To end this excessively long post, I think we must recognize that in the current Houston market, employers / office developers (so important to "choice" transit ridership) will continue to chase less congested highway frontage that offers convenient single-occupancy auto commutes to high-value employees, most of whom live on the outer metro fringe. Once a highway becomes irreversibly congested, well, you just get a new location on another highway that's probably further out from the center. Transit and walkability are irrelevant to such decisions.

 
At 8:41 PM, March 29, 2006, Blogger Justin said...

The big question... what happens when (yes, when, not if) gas prices hit $4.00 a gallon and everyone commuting from Brookshire and Conroe has to pay exorbitant amounts of money just to get to work? No one will be scoffing at walkability and transit as "irrelevant."
Besides that, if we're serious about libertarian ideas, then let the market make the decision without massive government interventions like rebuilding the Katy freeway to the tune of $2 billion, and let's just let everything sort itself out.

 
At 8:52 AM, March 30, 2006, Blogger Tory Gattis said...

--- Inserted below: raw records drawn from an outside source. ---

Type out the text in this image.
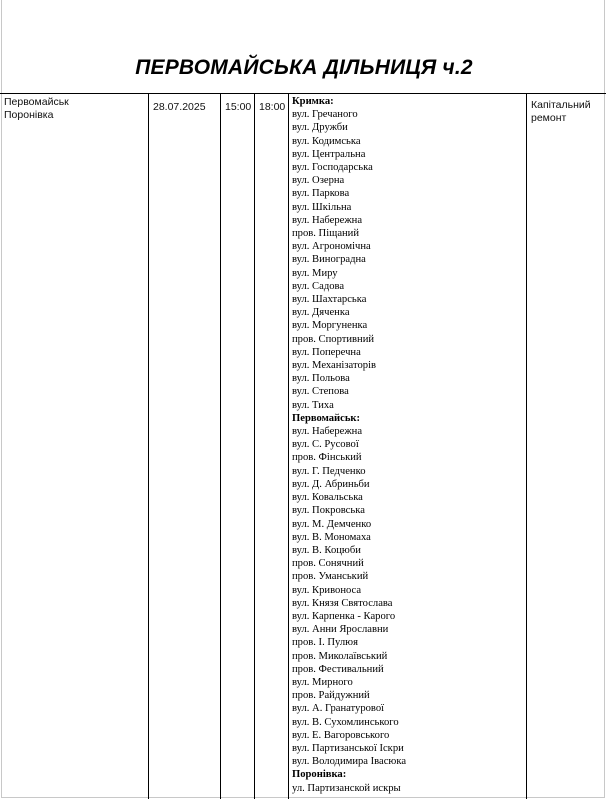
ПЕРВОМАЙСЬКА ДІЛЬНИЦЯ ч.2
Первомайськ
Поронівка
28.07.2025 15:00 18:00	Капітальний
ремонт
Кримка:
вул. Гречаного
вул. Дружби
вул. Кодимська
вул. Центральна
вул. Господарська
вул. Озерна
вул. Паркова
вул. Шкільна
вул. Набережна
пров. Піщаний
вул. Агрономічна
вул. Виноградна
вул. Миру
вул. Садова
вул. Шахтарська
вул. Дяченка
вул. Моргуненка
пров. Спортивний
вул. Поперечна
вул. Механізаторів
вул. Польова
вул. Степова
вул. Тиха
Первомайськ:
вул. Набережна
вул. С. Русової
пров. Фінський
вул. Г. Педченко
вул. Д. Абриньби
вул. Ковальська
вул. Покровська
вул. М. Демченко
вул. В. Мономаха
вул. В. Коцюби
пров. Сонячний
пров. Уманський
вул. Кривоноса
вул. Князя Святослава
вул. Карпенка - Карого
вул. Анни Ярославни
пров. І. Пулюя
пров. Миколаївський
пров. Фестивальний
вул. Мирного
пров. Райдужний
вул. А. Гранатурової
вул. В. Сухомлинського
вул. Е. Вагоровського
вул. Партизанської Іскри
вул. Володимира Івасюка
Поронівка:
ул. Партизанской искры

Gas makes up a relatively small portion of total car cost of ownership, so I don't think you'll see a massive change of behavior from $2.50 to $4 (if that happens), just like we didn't see much change from $1 to $2.50 - a much bigger increase in percentage terms.

Which is more libertarian: govt-created transit subsidized by sales taxes everyone pays (riders and non-riders), or roads paid for by gas taxes (actual users), or, better yet, Texas' new focus on toll roads paid for by the exact users of that road?